Kagame in Uganda for ICGLR summit

President Paul Kagame yesterday arrived in Kampala, Uganda, to attend an emergency regional summit called to discuss a “lasting solution” to the ongoing conflict in the neighbouring DR Congo.

Thursday, September 05, 2013

President Paul Kagame yesterday arrived in Kampala, Uganda, to attend an emergency regional summit called to discuss a "lasting solution” to the ongoing conflict in the neighbouring DR Congo.

Ugandan President Yoweri Museveni, the current chair of the International Conference on the Great Lakes Region (ICGLR), will preside over the summit. 

By press time, it was not clear how many Heads of State and Government would attend but officials said Presidents Joseph Kabila of DR Congo, Jakaya Kikwete of Tanzania and Salva Kirr of South Sudan were also expected.

Elly Kamahungye, the Spokesperson of Uganda’s Ministry of Foreign Affairs, said that the UN Special Envoy to the Great Lakes Region, Mary Robinson, and African Union Commission chief Nkosazana Dlamini-Zuma, were among the other high profile guests.

This is the seventh ICGLR Extraordinary Heads of State and Government summit on the Congo crisis since the M23 rebellion broke out in April, 2012.

Futile negotiations

Previous regional summits had urged the warring parties to settle their differences through peace talks in Kampala, but the negotiations have since stalled with a section of actors opting for a military solution.

Today’s summit was preceded by parallel meetings of ICGLR ministers for defence and foreign affairs in Kampala.

The Chiefs of Defence Forces from the 12 member states also met separately, and were still locked in a meeting by the time we went to press.

The military chiefs were expected to report to the ministers who would in turn report to the Heads of State and Government summit today. 

Rwandan ministers Louise Mushikiwabo (Foreign affairs) and James Kabarebe (Defence) as well as RDF Chief of Defence Staff Gen.
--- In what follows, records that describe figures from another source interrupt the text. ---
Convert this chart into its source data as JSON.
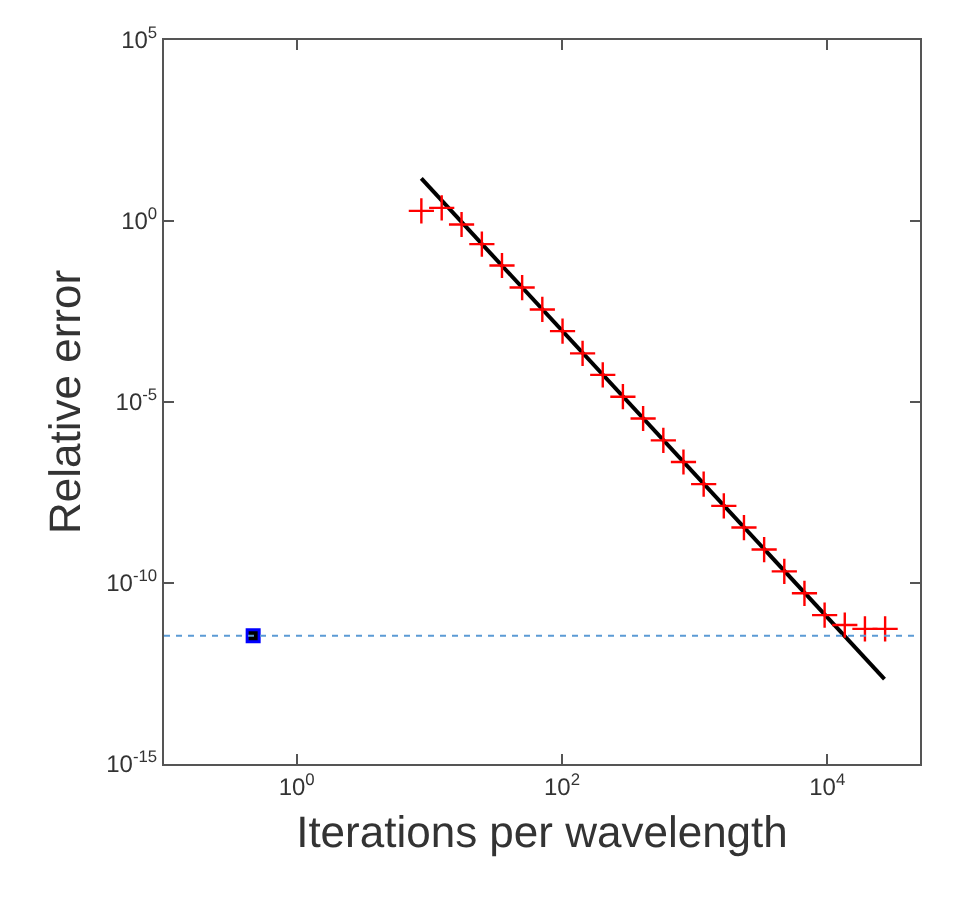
{
  "chart_data": {
    "type": "scatter",
    "xlabel": "Iterations per wavelength",
    "ylabel": "Relative error",
    "log": "xy",
    "xlim": [
      0.1,
      50000
    ],
    "ylim": [
      1e-15,
      100000
    ],
    "xticks": [
      {
        "value": 1,
        "label": "10$^{0}$"
      },
      {
        "value": 100,
        "label": "10$^{2}$"
      },
      {
        "value": 10000,
        "label": "10$^{4}$"
      }
    ],
    "yticks": [
      {
        "value": 1e-15,
        "label": "10$^{-15}$"
      },
      {
        "value": 1e-10,
        "label": "10$^{-10}$"
      },
      {
        "value": 1e-05,
        "label": "10$^{-5}$"
      },
      {
        "value": 1,
        "label": "10$^{0}$"
      },
      {
        "value": 100000,
        "label": "10$^{5}$"
      }
    ],
    "ref_lines": [
      {
        "axis": "y",
        "value": 3.5e-12,
        "color": "#5b9bd5",
        "line_style": "dotted"
      }
    ],
    "series": [
      {
        "type": "line",
        "color": "#000000",
        "marker": "none",
        "x": [
          8.7,
          27000
        ],
        "values": [
          15,
          2.2e-13
        ]
      },
      {
        "color": "#ff0000",
        "marker": "cross",
        "x": [
          8.71,
          12.4,
          17.5,
          24.9,
          35.3,
          50.1,
          71.1,
          101,
          143,
          203,
          288,
          409,
          581,
          824,
          1170,
          1660,
          2355,
          3342,
          4742,
          6730,
          9550,
          13550,
          19230,
          27290
        ],
        "values": [
          1.9,
          2.3,
          0.8,
          0.23,
          0.059,
          0.0145,
          0.0036,
          0.00091,
          0.00022,
          5.6e-05,
          1.4e-05,
          3.5e-06,
          8.7e-07,
          2.2e-07,
          5.4e-08,
          1.35e-08,
          3.4e-09,
          8.4e-10,
          2.1e-10,
          5.2e-11,
          1.3e-11,
          6.9e-12,
          5.4e-12,
          5.4e-12
        ]
      },
      {
        "color": "#0000ff",
        "marker": "square",
        "x": [
          0.47
        ],
        "values": [
          3.5e-12
        ]
      }
    ]
  }
}
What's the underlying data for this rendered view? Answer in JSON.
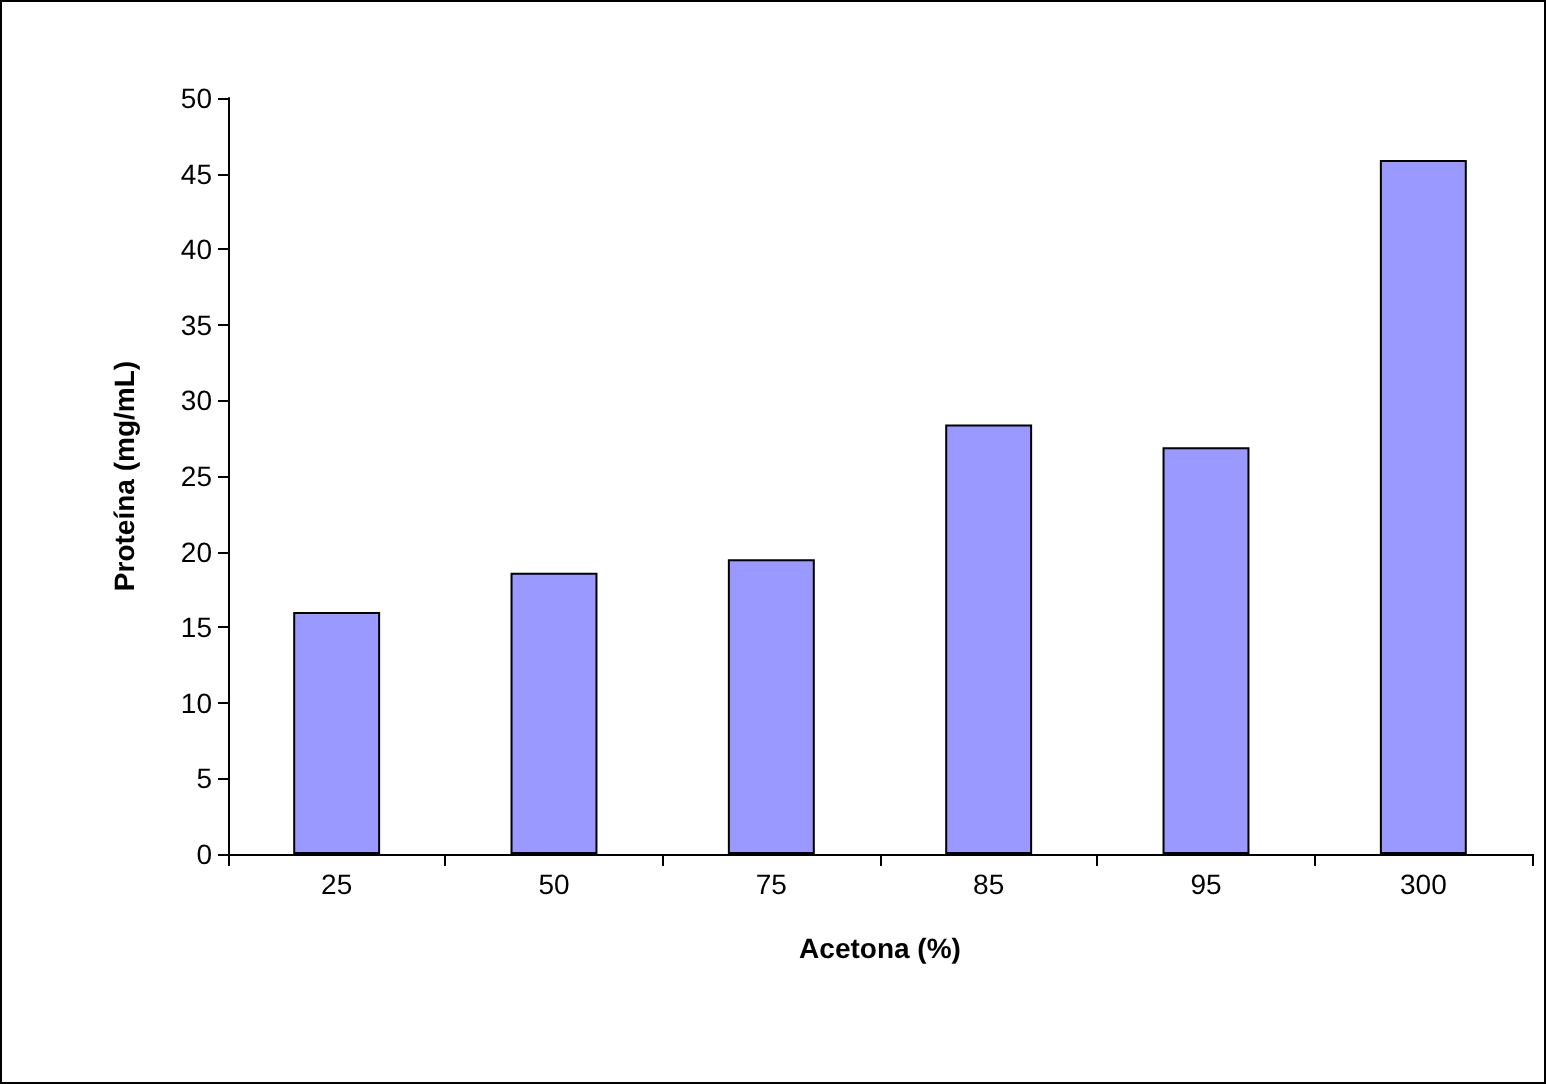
{
  "chart_data": {
    "type": "bar",
    "xlabel": "Acetona (%)",
    "ylabel": "Proteína (mg/mL)",
    "categories": [
      "25",
      "50",
      "75",
      "85",
      "95",
      "300"
    ],
    "values": [
      16,
      18.6,
      19.5,
      28.4,
      26.9,
      45.9
    ],
    "color": "#9999ff",
    "ylim": [
      0,
      50
    ],
    "yticks": [
      0,
      5,
      10,
      15,
      20,
      25,
      30,
      35,
      40,
      45,
      50
    ],
    "grid": false
  }
}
Patrick Nyamvumba attended yesterday’s preparatory meetings. 

ICGLR is composed of Angola, Burundi, Central African Republic, Republic of Congo, DR Congo, Kenya, Uganda, Rwanda, South Sudan, Sudan, Tanzania and Zambia.

‘Provocative war’

Over the last few weeks, the conflict in eastern Congo has threatened to spill over to Rwanda, after 36 mortar bombs landed into the western border district of Rubavu, killing a woman and seriously injuring her two-month son.
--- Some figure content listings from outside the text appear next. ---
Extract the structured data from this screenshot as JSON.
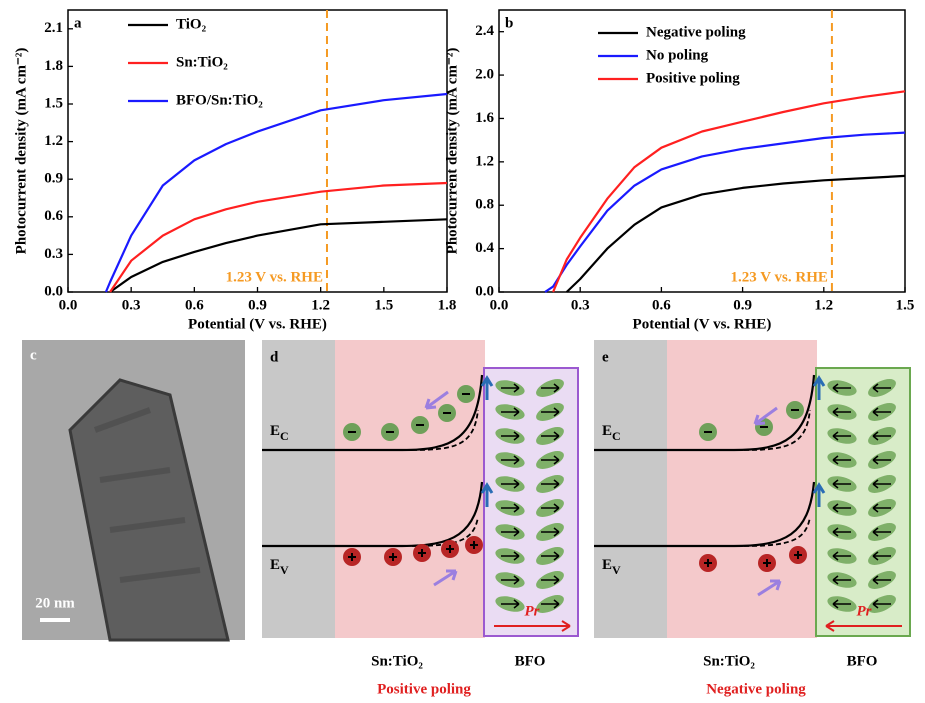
{
  "chart_data": [
    {
      "type": "line",
      "panel_label": "a",
      "xlabel": "Potential (V vs. RHE)",
      "ylabel": "Photocurrent density (mA cm⁻²)",
      "x": [
        0.18,
        0.2,
        0.3,
        0.45,
        0.6,
        0.75,
        0.9,
        1.2,
        1.5,
        1.8
      ],
      "series": [
        {
          "name": "TiO₂",
          "color": "#000000",
          "values": [
            null,
            0,
            0.12,
            0.24,
            0.32,
            0.39,
            0.45,
            0.54,
            0.56,
            0.58
          ]
        },
        {
          "name": "Sn:TiO₂",
          "color": "#ff2020",
          "values": [
            null,
            0,
            0.25,
            0.45,
            0.58,
            0.66,
            0.72,
            0.8,
            0.85,
            0.87
          ]
        },
        {
          "name": "BFO/Sn:TiO₂",
          "color": "#1a1aff",
          "values": [
            0,
            0.08,
            0.45,
            0.85,
            1.05,
            1.18,
            1.28,
            1.45,
            1.53,
            1.58
          ]
        }
      ],
      "xlim": [
        0,
        1.8
      ],
      "xticks": [
        {
          "value": 0,
          "label": "0.0"
        },
        0.3,
        0.6,
        0.9,
        1.2,
        1.5,
        1.8
      ],
      "ylim": [
        0,
        2.25
      ],
      "yticks": [
        {
          "value": 0,
          "label": "0.0"
        },
        0.3,
        0.6,
        0.9,
        1.2,
        1.5,
        1.8,
        2.1
      ],
      "vline": 1.23,
      "vline_color": "#f59a23",
      "annotation": "1.23 V vs. RHE"
    },
    {
      "type": "line",
      "panel_label": "b",
      "xlabel": "Potential (V vs. RHE)",
      "ylabel": "Photocurrent density (mA cm⁻²)",
      "x": [
        0.17,
        0.2,
        0.25,
        0.3,
        0.4,
        0.5,
        0.6,
        0.75,
        0.9,
        1.05,
        1.2,
        1.35,
        1.5
      ],
      "series": [
        {
          "name": "Negative poling",
          "color": "#000000",
          "values": [
            null,
            null,
            0,
            0.12,
            0.4,
            0.62,
            0.78,
            0.9,
            0.96,
            1.0,
            1.03,
            1.05,
            1.07
          ]
        },
        {
          "name": "No poling",
          "color": "#1a1aff",
          "values": [
            0,
            0.05,
            0.25,
            0.42,
            0.75,
            0.98,
            1.13,
            1.25,
            1.32,
            1.37,
            1.42,
            1.45,
            1.47
          ]
        },
        {
          "name": "Positive poling",
          "color": "#ff2020",
          "values": [
            null,
            0,
            0.3,
            0.5,
            0.86,
            1.15,
            1.33,
            1.48,
            1.57,
            1.66,
            1.74,
            1.8,
            1.85
          ]
        }
      ],
      "xlim": [
        0,
        1.5
      ],
      "xticks": [
        {
          "value": 0,
          "label": "0.0"
        },
        0.3,
        0.6,
        0.9,
        1.2,
        1.5
      ],
      "ylim": [
        0,
        2.6
      ],
      "yticks": [
        {
          "value": 0,
          "label": "0.0"
        },
        0.4,
        0.8,
        1.2,
        1.6,
        {
          "value": 2,
          "label": "2.0"
        },
        2.4
      ],
      "vline": 1.23,
      "vline_color": "#f59a23",
      "annotation": "1.23 V vs. RHE"
    }
  ],
  "panels": {
    "c": {
      "label": "c",
      "scale_bar": "20 nm"
    },
    "d": {
      "label": "d",
      "ec": {
        "base": "E",
        "sub": "C"
      },
      "ev": {
        "base": "E",
        "sub": "V"
      },
      "left_layer": "Sn:TiO₂",
      "right_layer": "BFO",
      "polarization": "Pr",
      "caption": "Positive poling"
    },
    "e": {
      "label": "e",
      "ec": {
        "base": "E",
        "sub": "C"
      },
      "ev": {
        "base": "E",
        "sub": "V"
      },
      "left_layer": "Sn:TiO₂",
      "right_layer": "BFO",
      "polarization": "Pr",
      "caption": "Negative poling"
    }
  }
}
Kigali blamed the shelling on the Congolese army (FARDC) and FDLR, a militia largely responsible for the 1994 Genocide against the Tutsi in Rwanda.  
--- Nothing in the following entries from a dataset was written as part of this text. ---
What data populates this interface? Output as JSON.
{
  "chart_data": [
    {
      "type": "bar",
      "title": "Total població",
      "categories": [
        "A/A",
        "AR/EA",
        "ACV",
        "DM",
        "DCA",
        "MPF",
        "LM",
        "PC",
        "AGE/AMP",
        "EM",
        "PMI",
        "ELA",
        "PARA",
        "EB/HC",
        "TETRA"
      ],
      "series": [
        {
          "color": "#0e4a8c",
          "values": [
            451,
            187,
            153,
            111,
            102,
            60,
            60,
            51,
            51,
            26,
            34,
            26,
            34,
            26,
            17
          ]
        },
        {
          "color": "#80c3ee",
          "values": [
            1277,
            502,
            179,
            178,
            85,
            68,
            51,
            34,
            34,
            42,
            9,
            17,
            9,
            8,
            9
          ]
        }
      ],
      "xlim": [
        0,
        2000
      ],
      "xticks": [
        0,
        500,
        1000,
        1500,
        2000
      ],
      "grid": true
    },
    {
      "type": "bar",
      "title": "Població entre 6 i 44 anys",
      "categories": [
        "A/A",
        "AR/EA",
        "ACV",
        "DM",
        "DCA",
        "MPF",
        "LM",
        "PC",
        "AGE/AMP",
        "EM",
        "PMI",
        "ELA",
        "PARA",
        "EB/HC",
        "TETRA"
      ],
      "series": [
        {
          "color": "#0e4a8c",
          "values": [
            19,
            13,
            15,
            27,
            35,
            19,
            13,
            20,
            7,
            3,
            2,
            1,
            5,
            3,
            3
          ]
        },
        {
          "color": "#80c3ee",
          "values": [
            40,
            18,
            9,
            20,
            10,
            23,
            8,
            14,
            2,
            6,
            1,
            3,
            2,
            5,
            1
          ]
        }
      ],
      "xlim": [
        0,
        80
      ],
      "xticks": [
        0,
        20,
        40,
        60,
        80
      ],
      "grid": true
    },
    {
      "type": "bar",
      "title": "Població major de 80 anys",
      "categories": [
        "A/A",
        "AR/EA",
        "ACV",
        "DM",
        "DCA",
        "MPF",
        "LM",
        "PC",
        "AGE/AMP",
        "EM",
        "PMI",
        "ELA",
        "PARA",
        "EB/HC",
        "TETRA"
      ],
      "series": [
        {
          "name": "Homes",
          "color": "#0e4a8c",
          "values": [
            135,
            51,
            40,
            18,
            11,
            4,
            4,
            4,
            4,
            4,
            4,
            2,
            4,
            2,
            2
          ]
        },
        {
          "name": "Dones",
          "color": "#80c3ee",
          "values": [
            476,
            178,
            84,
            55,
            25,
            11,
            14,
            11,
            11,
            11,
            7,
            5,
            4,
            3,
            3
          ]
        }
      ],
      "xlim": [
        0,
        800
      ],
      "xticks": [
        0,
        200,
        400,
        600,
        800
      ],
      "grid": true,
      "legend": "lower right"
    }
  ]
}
Rwanda warned that the continued violation of its territorial integrity by the Congolese forces and the genocidal militia, which is said to be working with FARDC in several parts of eastern DRC, was no longer tolerable.

At the battlefield, the Congolese army are fighting alongside the United Nations peacekeeping mission in the country, known as Monusco, particularly the members of a newly deployed 3000-strong battalion with a more robust mandate composed of troops from Tanzania, South Africa and Malawi.

The M23, one of the dozens of armed groups in the Congo, is composed of mutinous soldiers who took up arms early last year accusing Kinshasa of breaching a March 2009 deal that had integrated fighters from a previous rebellion in the regular army.